It can be a risky business being a wedding photographer; from the shots you choose to take to the lengths you’ll go to get the perfect shot.
There are times when the choices you make will make you seem like a hero – who hasn’t seen the pictures of the snapper hanging out of the car to get the moving shot on Facebook and the like? – but there are other moments of pure concentration that can make you seem more than a little goofy.
But then, what is it that they say about all publicity being good publicity? Take the photographer in Illinois, USA, who has just made the international press for falling into a lake.
Goofy is good
You may laugh at the story when you read it at http://www.dailymail.co.uk/news/article-3164105/The-wedding-swimmer-Photographer-steps-backwards-falls-LAKE-taking-pictures-newlyweds-walking-her.html. You may think, what a dufus! But, at the end of the day, what couple wouldn’t want a wedding photographer in Illinois or a wedding photographer in Hampshire – or anywhere else in the world – so committed to getting the shots that they stop caring about where they are?

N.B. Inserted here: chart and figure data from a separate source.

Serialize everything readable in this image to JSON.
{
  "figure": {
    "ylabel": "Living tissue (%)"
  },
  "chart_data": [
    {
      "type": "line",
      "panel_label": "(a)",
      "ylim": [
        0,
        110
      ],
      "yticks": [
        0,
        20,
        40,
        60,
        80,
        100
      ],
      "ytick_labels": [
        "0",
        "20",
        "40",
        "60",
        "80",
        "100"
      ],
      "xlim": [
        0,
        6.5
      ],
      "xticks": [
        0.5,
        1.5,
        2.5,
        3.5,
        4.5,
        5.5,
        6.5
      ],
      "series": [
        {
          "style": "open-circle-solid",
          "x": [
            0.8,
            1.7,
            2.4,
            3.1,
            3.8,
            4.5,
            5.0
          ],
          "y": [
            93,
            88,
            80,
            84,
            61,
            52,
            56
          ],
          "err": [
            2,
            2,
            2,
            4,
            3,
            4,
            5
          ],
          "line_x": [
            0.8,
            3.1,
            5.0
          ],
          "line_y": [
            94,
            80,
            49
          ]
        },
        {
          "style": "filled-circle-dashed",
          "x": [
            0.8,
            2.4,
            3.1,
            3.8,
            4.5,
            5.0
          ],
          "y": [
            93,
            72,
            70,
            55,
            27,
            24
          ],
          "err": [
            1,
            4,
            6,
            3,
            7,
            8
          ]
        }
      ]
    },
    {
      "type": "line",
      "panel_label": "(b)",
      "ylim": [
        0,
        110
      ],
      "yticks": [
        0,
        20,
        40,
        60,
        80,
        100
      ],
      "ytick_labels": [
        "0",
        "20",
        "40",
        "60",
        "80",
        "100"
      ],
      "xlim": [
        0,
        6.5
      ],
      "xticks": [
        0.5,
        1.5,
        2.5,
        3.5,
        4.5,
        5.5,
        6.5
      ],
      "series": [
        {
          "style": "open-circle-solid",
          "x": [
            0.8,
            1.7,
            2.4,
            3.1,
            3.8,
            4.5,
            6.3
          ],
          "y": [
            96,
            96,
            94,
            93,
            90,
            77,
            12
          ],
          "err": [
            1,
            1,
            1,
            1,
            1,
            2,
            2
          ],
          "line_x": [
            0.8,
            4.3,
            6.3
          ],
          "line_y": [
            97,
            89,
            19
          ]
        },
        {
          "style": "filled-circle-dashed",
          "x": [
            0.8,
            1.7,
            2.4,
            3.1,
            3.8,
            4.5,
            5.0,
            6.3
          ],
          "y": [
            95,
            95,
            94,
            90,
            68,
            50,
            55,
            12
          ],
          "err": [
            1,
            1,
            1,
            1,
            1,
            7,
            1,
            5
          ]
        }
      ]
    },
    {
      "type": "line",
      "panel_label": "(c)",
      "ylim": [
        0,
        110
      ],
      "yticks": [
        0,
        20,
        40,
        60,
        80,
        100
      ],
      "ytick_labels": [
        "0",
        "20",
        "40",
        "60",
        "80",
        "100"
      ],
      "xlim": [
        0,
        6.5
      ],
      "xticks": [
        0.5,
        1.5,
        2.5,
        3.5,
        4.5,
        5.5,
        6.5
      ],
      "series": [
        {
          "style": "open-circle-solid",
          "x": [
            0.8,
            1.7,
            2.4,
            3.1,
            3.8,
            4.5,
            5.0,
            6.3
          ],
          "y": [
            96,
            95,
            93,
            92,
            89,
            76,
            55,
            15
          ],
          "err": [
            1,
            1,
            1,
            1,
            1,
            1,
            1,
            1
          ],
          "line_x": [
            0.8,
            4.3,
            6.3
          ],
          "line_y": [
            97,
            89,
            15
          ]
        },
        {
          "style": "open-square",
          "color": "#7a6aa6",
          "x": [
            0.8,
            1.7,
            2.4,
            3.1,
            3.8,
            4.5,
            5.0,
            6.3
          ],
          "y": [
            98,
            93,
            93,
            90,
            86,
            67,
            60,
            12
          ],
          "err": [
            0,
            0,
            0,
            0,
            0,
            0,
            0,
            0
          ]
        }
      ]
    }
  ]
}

Sometimes, it takes more bravery to be the photographer than it takes to say ‘I do’.
Even if you’re not going head-to-head with a safari’s must-see, wedding photography can still take the nerve of a lion if you want to get the most-remembered shots. A semi-‘intrusive’ shot of the ‘happy couple’ rowing on the morning of the wedding can be taken either way, whilst a snap of a breastfeeding bride-to-be could be a recipe for trouble.
Or it can be a complete recipe for success. Your shot might not just make it into pride of place on the living room wall – or even into the international press as was the case with Lindsay Palmer’s shots of bride Jamie Riddell and her bridesmaids feeding their babies. Read more about it at http://www.dailymail.co.uk/femail/article-3172582/Wedding-photographer-captures-bride-bridesmaids-breastfeeding-babies-ceremony-touching-portrait-celebrates-motherhood-milestone.html.
The motto of the story is that risks can pay, although not necessarily the sort that will offer little more than a chauffeured trip from the local ambulance service.